Granger and Donahue were not expected to select roles against their type either. They always played a definite part—Hollywood Idols. Granger was a Matinee Idol; Donahue was a Teen Idol. I guess there is still some variety of these Idols in the movies today, even if handsome save-the-day heroes (Cary Grant, Gregory Peck, Paul Newman) have gone out of style with audiences. Today we have that endless parade of buff-beyond-endurance comic book heroes flashing six packs and superpowers. We also have last generation’s male superstars who keep turning out aimless comedies. Although decades separate these “movie icons” from their glory days, now they make inane movies that we forgive so they can further feather their nests. Although let’s face it, these guys have already done their share of heavy nest-feathering…isn’t Jack Nicholson soon expected to make a come-back in a remake (Sorry, Norma, I mean making a “return!”) of the German comedy Toni Erdmann (2016)?
Farley Granger lived one version of Hollywood celebrity. Sam Goldwyn signed Granger as a contract player after he discovered the stage-struck high-school senior in a local theater production. Tall, dark, and classically handsome, Granger made films to appeal to young viewers in the audience. This was the 1940s heading into World War II and the studios reigned supreme. After Granger came home from the duty-end of war, Granger’s youth fare films included the delayed release of Nicholas Ray’s They Live by Night (1948). Alfred Hitchcock then starred him in Rope (1948) and Strangers on a Train (1951).
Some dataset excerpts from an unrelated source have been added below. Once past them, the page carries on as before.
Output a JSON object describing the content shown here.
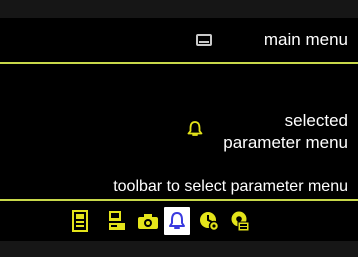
{
  "header": {
    "main_menu_label": "main menu",
    "main_menu_icon": "menu-screen-icon"
  },
  "content": {
    "selected_label_line1": "selected",
    "selected_label_line2": "parameter menu",
    "selected_icon": "bell-icon"
  },
  "toolbar": {
    "label": "toolbar to select parameter menu",
    "items": [
      {
        "name": "device-params-icon",
        "selected": false
      },
      {
        "name": "monitor-params-icon",
        "selected": false
      },
      {
        "name": "camera-icon",
        "selected": false
      },
      {
        "name": "alarm-bell-icon",
        "selected": true
      },
      {
        "name": "clock-gear-icon",
        "selected": false
      },
      {
        "name": "display-gear-icon",
        "selected": false
      }
    ]
  },
  "colors": {
    "accent": "#c8d84a",
    "icon_yellow": "#e4e41a",
    "selected_bg": "#ffffff",
    "selected_icon": "#3a3adf",
    "text": "#ffffff",
    "background": "#000000"
  }
}
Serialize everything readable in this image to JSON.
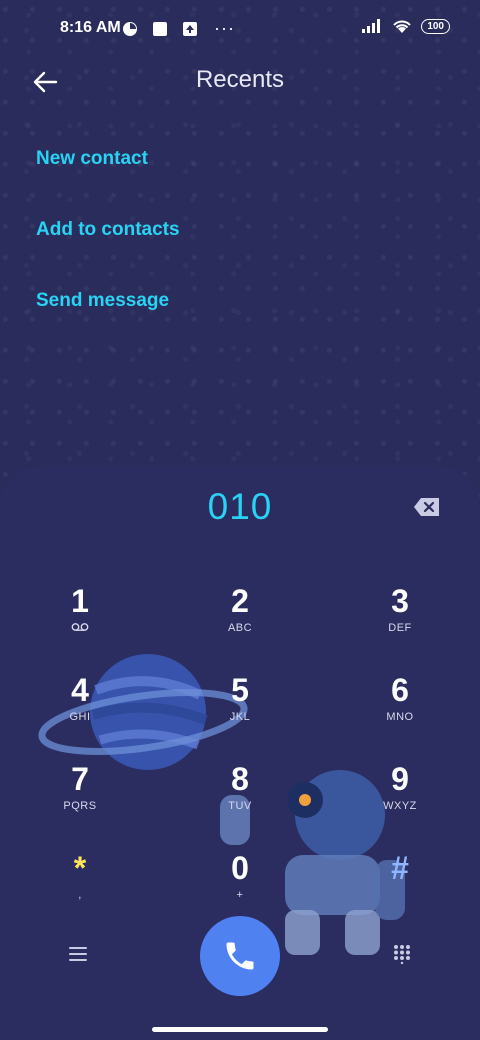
{
  "status_bar": {
    "time": "8:16 AM",
    "battery": "100"
  },
  "header": {
    "title": "Recents"
  },
  "actions": [
    {
      "label": "New contact"
    },
    {
      "label": "Add to contacts"
    },
    {
      "label": "Send message"
    }
  ],
  "dialer": {
    "number": "010",
    "keys": [
      {
        "digit": "1",
        "letters": ""
      },
      {
        "digit": "2",
        "letters": "ABC"
      },
      {
        "digit": "3",
        "letters": "DEF"
      },
      {
        "digit": "4",
        "letters": "GHI"
      },
      {
        "digit": "5",
        "letters": "JKL"
      },
      {
        "digit": "6",
        "letters": "MNO"
      },
      {
        "digit": "7",
        "letters": "PQRS"
      },
      {
        "digit": "8",
        "letters": "TUV"
      },
      {
        "digit": "9",
        "letters": "WXYZ"
      },
      {
        "digit": "*",
        "letters": ","
      },
      {
        "digit": "0",
        "letters": "+"
      },
      {
        "digit": "#",
        "letters": ""
      }
    ]
  },
  "colors": {
    "background": "#2a2c5c",
    "accent": "#29d3f3",
    "call_button": "#4f82f0"
  }
}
Hitchcock’s Rope is probably the most famous exercise in filmmaking that did not work while Strangers on a Train is among the canon of Hitchcock masterpieces. Granger is a handsome, homosexual thrill murderer in the first and a handsome elitist tennis pro stalked by a sexually ambiguous, psychopathic murderer in the second. After international genius auteur, Luchino Visconti, saw Rope, he starred Granger in his choreographed masterpiece Senso (1954). Never comfortable with movie stardom, upon his return from the shoot in Europe, Granger boycotted Hollywood and starred in four Broadway productions, won the Obie off Broadway, and was a founding member touring the country both seasons with the aborted American National Theater. He also acted in The 20th Century Fox Hour, The Bell Telephone Hour and Playhouse 90 during TV’s classic era of live television drama, working on television right up to and including a stint on a daily soap opera.
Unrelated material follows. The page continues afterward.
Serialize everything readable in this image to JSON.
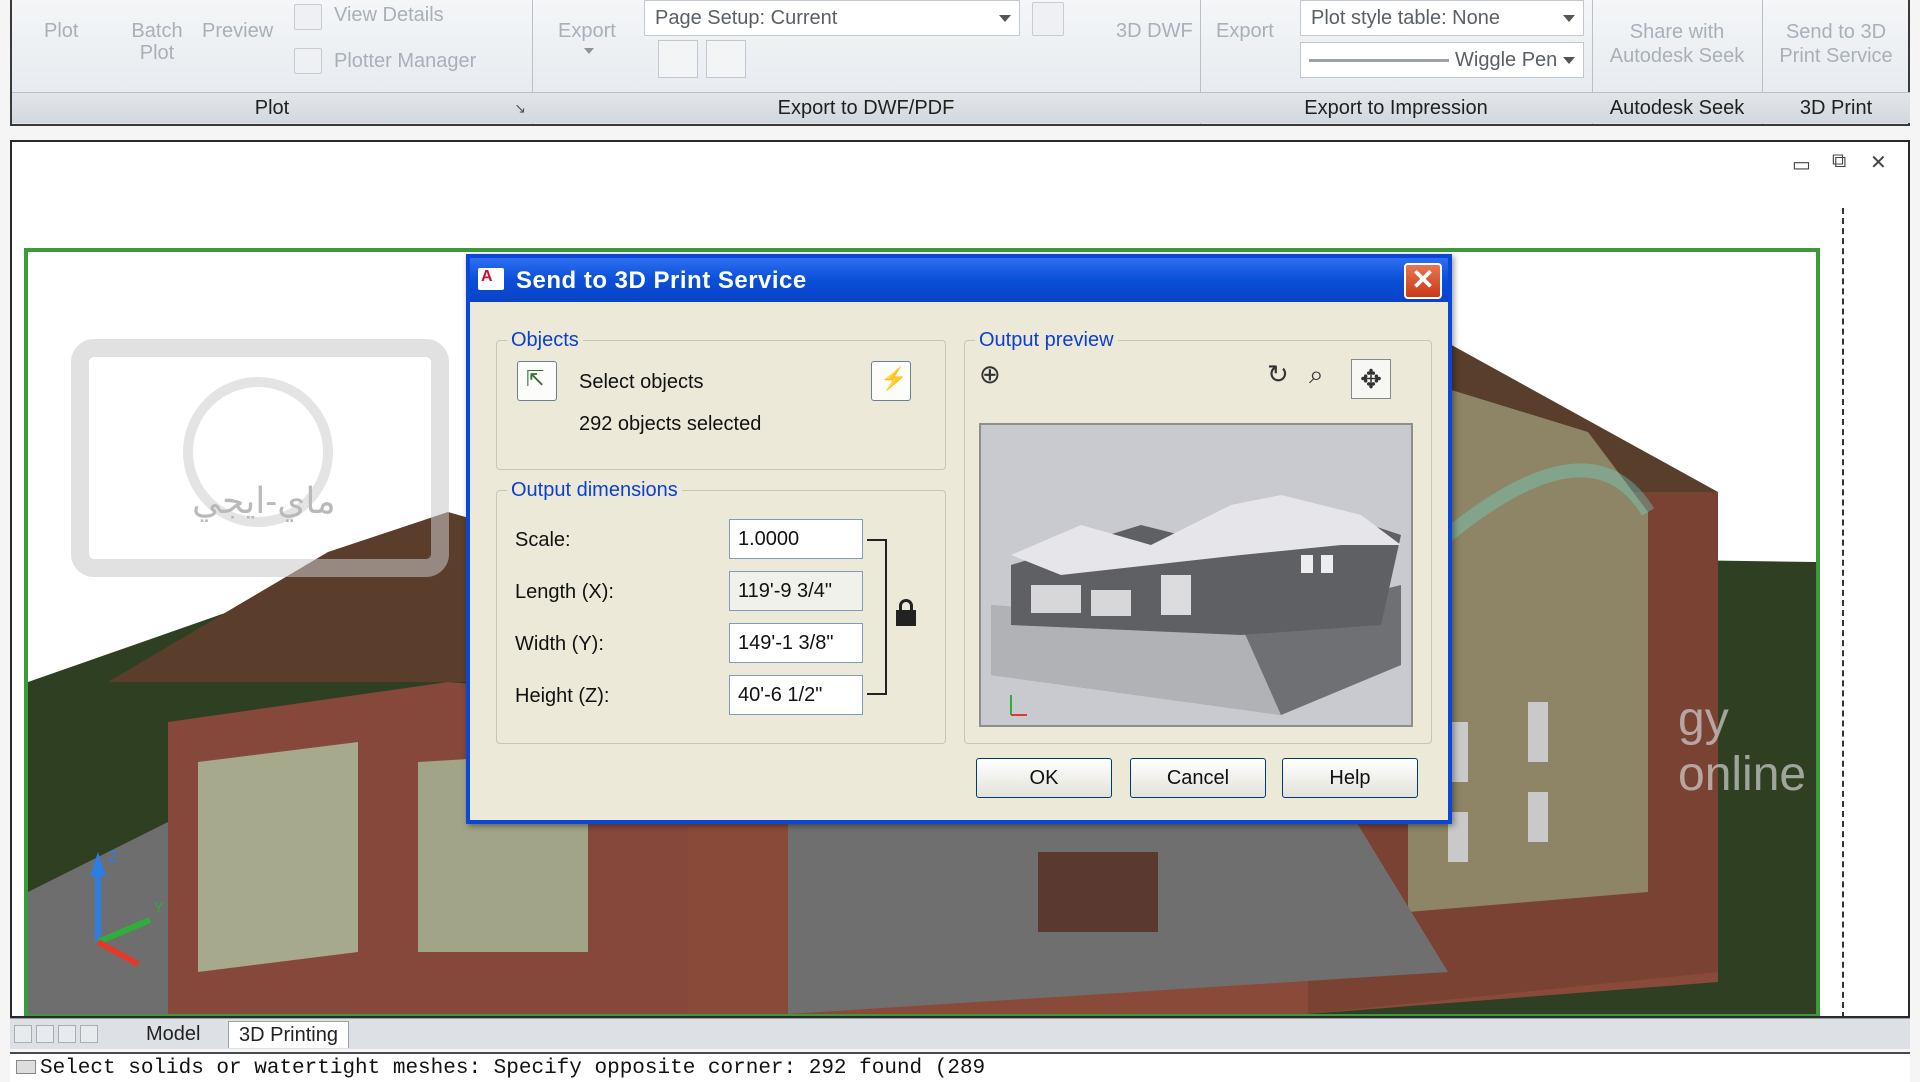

Troy Donahue who was addicted to alcohol and pills and died unsung and washed-up, lived another version of Hollywood celebrity. After being groomed in small parts, Donahue became a featured Warner’s contract player. He stands out as Frankie, Susan Kohner’s abusive, racist boy friend, in a small role in the Lana Turner masterpiece Imitation of Life (1959). Last gasp of the Studio System moving into the swinging 60s. Blonde, blue-eyed, and All-American handsome, Donahue made the kind of films that earned him a young fan base, his films were not only made for teens but were geared to make him into a teen idol. He starred with Sandra Dee in A Summer Place (1959) as the handsome young heartthrob and into the following decade in Susan Slade (1961), Rome Adventure (1962), and Palm Springs Weekend (1963). He was the Handsome Young Heartthrob in the stable in the first, on tour in Italy in the second, and on spring break in the third. Among his other titles on the big screen during the decade, in Parrish (1961) he stopped adolescent lovemaking long enough to go into the Coast Guard and grow up. Then Donahue guested on everything on the small screen including Love Boat, Fantasy Island, and The Patty Duke Show, finally starring as the handsome young heart throb in two popular TV crime series, Hawaiian Eye and Surfside 6. Donahue would later appear in Godfather II (1974) as a character named Merle Johnson and work for John Waters in Cry-Baby (1990).
In the off-Broadway play, Mr. Goldwyn, a running joke is a series of phone calls from Farley Granger trying to break his movie contract to free himself to do “serious” theater. Troy Donahue became the co-inspiration for the Simpson’s character, Troy McClure, and is celebrated as the quintessential teen star in songs from both Broadway’s Grease and A Chorus Line.